Wartawan Sergio
Editor Nabil
Pelitasukabuminews.com – Badan Penanggulangan Bencana Daerah (BPBD) Kota Sukabumi, telah melakukan kajian risiko bencana kekeringan sebagai dampak musim kemarau. Hasilnya, tipikal dampak kekeringan tersebut adalah terjadinya krisis air bersih.
Hal itu dikatakan Kepala Seksi Pencegahan dan Kesiapsiagaan BPBD Kota Sukabumi, Zulkarnain Barhami, kepada pelitasukabuminews.com, Minggu (12/3/2023).
“Daerah risiko tinggi kekeringan berada di Kecamatan Cikole dan Citamiang.

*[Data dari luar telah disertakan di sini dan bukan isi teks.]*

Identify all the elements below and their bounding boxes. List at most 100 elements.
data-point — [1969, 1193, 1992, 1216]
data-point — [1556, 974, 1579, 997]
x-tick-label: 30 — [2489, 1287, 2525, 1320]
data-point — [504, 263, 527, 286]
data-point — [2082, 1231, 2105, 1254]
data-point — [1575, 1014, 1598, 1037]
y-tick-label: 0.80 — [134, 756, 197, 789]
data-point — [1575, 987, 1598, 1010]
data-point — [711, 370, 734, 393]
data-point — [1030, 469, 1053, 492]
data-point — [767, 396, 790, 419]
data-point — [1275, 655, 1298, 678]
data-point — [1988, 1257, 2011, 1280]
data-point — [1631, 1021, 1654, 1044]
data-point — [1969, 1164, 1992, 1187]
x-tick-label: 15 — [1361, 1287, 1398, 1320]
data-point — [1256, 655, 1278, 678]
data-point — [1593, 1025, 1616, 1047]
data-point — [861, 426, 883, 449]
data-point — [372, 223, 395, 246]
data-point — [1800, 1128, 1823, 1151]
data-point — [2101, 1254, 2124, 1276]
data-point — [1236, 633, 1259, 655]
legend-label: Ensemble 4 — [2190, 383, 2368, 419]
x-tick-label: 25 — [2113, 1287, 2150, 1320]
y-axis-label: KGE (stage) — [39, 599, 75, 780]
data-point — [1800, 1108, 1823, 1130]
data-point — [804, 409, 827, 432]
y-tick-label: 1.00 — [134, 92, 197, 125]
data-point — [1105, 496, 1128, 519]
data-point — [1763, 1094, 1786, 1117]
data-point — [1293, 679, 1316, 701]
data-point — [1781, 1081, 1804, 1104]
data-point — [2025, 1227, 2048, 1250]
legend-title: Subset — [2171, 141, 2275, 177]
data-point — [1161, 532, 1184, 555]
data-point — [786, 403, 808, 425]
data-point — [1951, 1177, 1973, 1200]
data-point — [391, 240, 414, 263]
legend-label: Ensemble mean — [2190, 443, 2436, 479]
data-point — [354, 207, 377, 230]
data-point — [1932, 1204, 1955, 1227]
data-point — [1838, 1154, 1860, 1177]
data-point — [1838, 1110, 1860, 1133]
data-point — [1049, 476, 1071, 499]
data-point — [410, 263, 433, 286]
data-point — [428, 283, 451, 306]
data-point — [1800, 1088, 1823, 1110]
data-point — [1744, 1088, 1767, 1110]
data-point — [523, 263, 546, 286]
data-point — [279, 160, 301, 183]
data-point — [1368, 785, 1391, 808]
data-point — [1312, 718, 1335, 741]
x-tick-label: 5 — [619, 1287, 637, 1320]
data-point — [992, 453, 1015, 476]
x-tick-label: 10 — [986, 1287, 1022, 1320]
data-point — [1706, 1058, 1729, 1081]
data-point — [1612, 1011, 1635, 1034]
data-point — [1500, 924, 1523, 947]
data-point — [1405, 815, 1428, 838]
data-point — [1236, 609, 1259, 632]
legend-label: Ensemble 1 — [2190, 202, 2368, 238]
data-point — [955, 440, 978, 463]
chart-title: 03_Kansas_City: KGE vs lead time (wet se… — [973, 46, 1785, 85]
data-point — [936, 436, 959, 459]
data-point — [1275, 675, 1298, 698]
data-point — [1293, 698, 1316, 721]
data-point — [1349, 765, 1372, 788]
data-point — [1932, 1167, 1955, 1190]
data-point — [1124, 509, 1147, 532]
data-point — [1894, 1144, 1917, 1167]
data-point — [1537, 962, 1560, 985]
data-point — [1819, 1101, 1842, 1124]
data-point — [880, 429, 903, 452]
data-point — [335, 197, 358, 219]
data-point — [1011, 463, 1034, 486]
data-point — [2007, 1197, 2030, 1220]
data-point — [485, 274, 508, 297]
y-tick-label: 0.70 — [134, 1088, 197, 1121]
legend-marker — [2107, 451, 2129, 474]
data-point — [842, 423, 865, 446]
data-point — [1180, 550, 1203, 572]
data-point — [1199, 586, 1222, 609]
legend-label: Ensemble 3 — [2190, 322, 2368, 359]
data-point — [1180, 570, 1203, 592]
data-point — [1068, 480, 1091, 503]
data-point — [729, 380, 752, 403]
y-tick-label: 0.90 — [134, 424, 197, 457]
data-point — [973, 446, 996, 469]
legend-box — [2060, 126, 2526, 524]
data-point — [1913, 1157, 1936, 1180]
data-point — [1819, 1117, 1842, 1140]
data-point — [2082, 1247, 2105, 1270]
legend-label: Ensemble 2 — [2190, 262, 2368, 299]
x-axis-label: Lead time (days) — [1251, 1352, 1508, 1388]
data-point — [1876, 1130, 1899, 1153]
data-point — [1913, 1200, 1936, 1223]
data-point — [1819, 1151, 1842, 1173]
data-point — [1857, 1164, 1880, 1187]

Tipikal kekeringannya lebih kepada kekurangan air bersih,” kata Zulkarnain.
Dia juga mengakui sudah melakukan kajian risiko bencana kekeringan yang merupakan dampak musim kemarau. Tingkat risikonya bervariasi dari mulai rendah, sedang, dan tinggi.
Hasil kajian risiko bencana, lanjut dia, luas area kerentanan potensi kekeringan di Kota Sukabumi mencapai 4.832,94 hektare. Wilayah kerentanannya hampir berada di 33 kecamatan tersebar di 7 kecamatan.
Rinciannya, di Kecamatan Baros area kerentanan kekeringan seluas 558,21 ha terdiri dari kategori rendah 0,37 ha, sedang 556,68 ha, dan tinggi seluas 1,17 ha. Sementara di Kecamatan Cibeureum seluas 913,37 ha terdiri dari kerentanan kekeringan sedang seluas 899,08 ha dan tinggi seluas 14,29 ha.
Di Kecamatan Cikole kerentanan kekeringan seluas 620,81 ha terdiri dari rendah seluas 25,17 ha, sedang 1,18 ha, dan tinggi seluas 594,46 ha. Di Kecamatan Citamiang seluas 400,39 ha terdiri dari kerentanan sedang seluas 14,74 ha dan tinggi seluas 385,66 ha.
Berpindah ke Kecamatan Gunungpuyuh potensi kerentanan kekeringan seluas 513,60 ha terdiri dari risiko rendah seluas 0,59 ha, sedang 512,84 ha, dan tinggi 0,18 ha. Di Kecamatan Lembursitu seluas 1.070,16 ha terdiri dari rendah seluas 1,49 ha dan sedang seluas 1.068,67 ha.
Sedangkan di Kecamatan Warudoyong potensi kekeringan berada di area seluas 756,39 ha terdiri dari kerentanan tingkat rendah seluas 5,69 ha, sedang 749,85 ha, dan tinggi seluas 0,86 ha.
“Dari hasil pemetaan potensi kerentanan risiko, tentu kami melakukan berbagai upaya antisipasi,” jelas dia.
Di antara upaya itu yakni mengoptimalkan penyimpanan air di akhir musim hujan atau istilahnya memanen. Seperti penyimpanan air di danau, waduk, embung, kolam retensi, dan penyimpanan air lainnya.
“Berdasarkan prediksi BMKG, kita harus antisipatif dengan kemungkinan dampak musim kemarau, terutama di wilayah yang mempunyai sifat musim kemarau bawah normal atau lebih kering di bawah biasanya,” tuturnya.